On Monday night, DeSantis defended the six-week law as "the right thing to do" and intended "to protect an unborn child that has a detectable heartbeat," referring to the time in a pregnancy when an embryo has cardiac activity.

But when Fox News' Trey Gowdy asked him about his anti-abortion position as president, DeSantis suggested it should be decided by state legislators. Tyson highlighted the response in the donor meeting, though anti-abortion advocates criticized Trump when the Washington Post reported that he told his advisers privately that abortion rights should be decided by the states.

"While there are ways the federal government can preserve life, the best way to preserve abortion is at the state level," Tyson said, articulating the governor's position. "If the federal government starts getting involved with abortion, then it's actually going to open up the door for Democrats to roll back pro-life reforms in many states across the country."

Tyson said that the voters who like "middle" politicians belonged to 2024 candidates Nikki Haley, the former UN ambassador, and Asa Hutchinson, the former governor of Arkansas. Those voters were looking for someone "thoughtful," and "sensitive," he said in a singsong voice.

"They just don't have enough math," Tyson concluded, meaning that most of the GOP primary electorate is more conservative. "Got to win a primary in order to be in a general," he added when pushed by a donor for talking points. Toward the end of the conversation, however, he acknowledged, "I totally understand how difficult that is when you're talking to a pro-choice donor."

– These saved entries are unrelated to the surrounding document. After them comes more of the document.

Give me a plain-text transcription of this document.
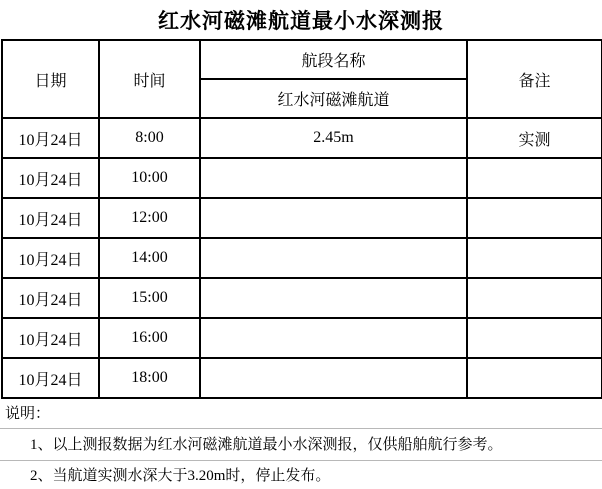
红水河磁滩航道最小水深测报
日期	时间	航段名称	备注
		红水河磁滩航道	
10月24日	8:00	2.45m	实测
10月24日	10:00		
10月24日	12:00		
10月24日	14:00		
10月24日	15:00		
10月24日	16:00		
10月24日	18:00		
说明：
1、以上测报数据为红水河磁滩航道最小水深测报，仅供船舶航行参考。
2、当航道实测水深大于3.20m时，停止发布。
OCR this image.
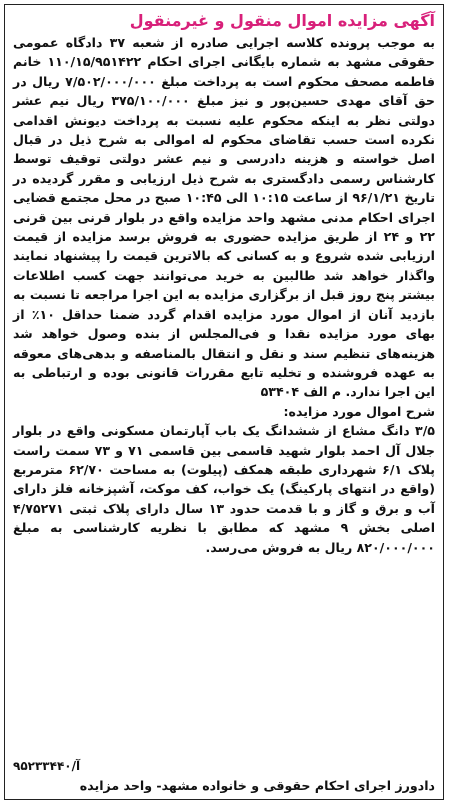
آگهی مزایده اموال منقول و غیرمنقول
به موجب پرونده کلاسه اجرایی صادره از شعبه ۳۷ دادگاه عمومی حقوقی مشهد به شماره بایگانی اجرای احکام ۱۱۰/۱۵/۹۵۱۴۲۲ خانم فاطمه مصحف محکوم است به پرداخت مبلغ ۷/۵۰۲/۰۰۰/۰۰۰ ریال در حق آقای مهدی حسین‌پور و نیز مبلغ ۳۷۵/۱۰۰/۰۰۰ ریال نیم عشر دولتی نظر به اینکه محکوم علیه نسبت به پرداخت دیونش اقدامی نکرده است حسب تقاضای محکوم له اموالی به شرح ذیل در قبال اصل خواسته و هزینه دادرسی و نیم عشر دولتی توقیف توسط کارشناس رسمی دادگستری به شرح ذیل ارزیابی و مقرر گردیده در تاریخ ۹۶/۱/۲۱ از ساعت ۱۰:۱۵ الی ۱۰:۴۵ صبح در محل مجتمع قضایی اجرای احکام مدنی مشهد واحد مزایده واقع در بلوار قرنی بین قرنی ۲۲ و ۲۴ از طریق مزایده حضوری به فروش برسد مزایده از قیمت ارزیابی شده شروع و به کسانی که بالاترین قیمت را پیشنهاد نمایند واگذار خواهد شد طالبین به خرید می‌توانند جهت کسب اطلاعات بیشتر پنج روز قبل از برگزاری مزایده به این اجرا مراجعه تا نسبت به بازدید آنان از اموال مورد مزایده اقدام گردد ضمنا حداقل ۱۰٪ از بهای مورد مزایده نقدا و فی‌المجلس از بنده وصول خواهد شد هزینه‌های تنظیم سند و نقل و انتقال بالمناصفه و بدهی‌های معوقه به عهده فروشنده و تخلیه تابع مقررات قانونی بوده و ارتباطی به این اجرا ندارد. م الف ۵۳۴۰۴
شرح اموال مورد مزایده:
۳/۵ دانگ مشاع از ششدانگ یک باب آپارتمان مسکونی واقع در بلوار جلال آل احمد بلوار شهید قاسمی بین قاسمی ۷۱ و ۷۳ سمت راست پلاک ۶/۱ شهرداری طبقه همکف (پیلوت) به مساحت ۶۲/۷۰ مترمربع (واقع در انتهای پارکینگ) یک خواب، کف موکت، آشپزخانه فلز دارای آب و برق و گاز و با قدمت حدود ۱۳ سال دارای پلاک ثبتی ۴/۷۵۲۷۱ اصلی بخش ۹ مشهد که مطابق با نظریه کارشناسی به مبلغ ۸۲۰/۰۰۰/۰۰۰ ریال به فروش می‌رسد.
۹۵۲۳۳۴۴۰/آ
دادورز اجرای احکام حقوقی و خانواده مشهد- واحد مزایده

Whether a strict ban is a general election or even presidential primary killer remains an open question, though the issue proved to hurt congressional Republicans during the 2022 midterms.

Adding to the talking points, someone in the room who Insider couldn't identify from his voice falsely said that "abortions occur with Plan B," urging donors to point out most people had access to contraception. Plan B is a preventive type of birth control known as "emergency contraception" and doesn't trigger an abortion.

"I don't think if you're talking to a pro-choice voter you skip over it," he said. "You have to point out this is a major step forward for the Republican party in terms of moving to the middle on abortion." It wasn't clear how the DeSantis team came to view a six-week ban as a middle ground, as polling shows most Americans support abortion for weeks past the six-week mark, but up to a point.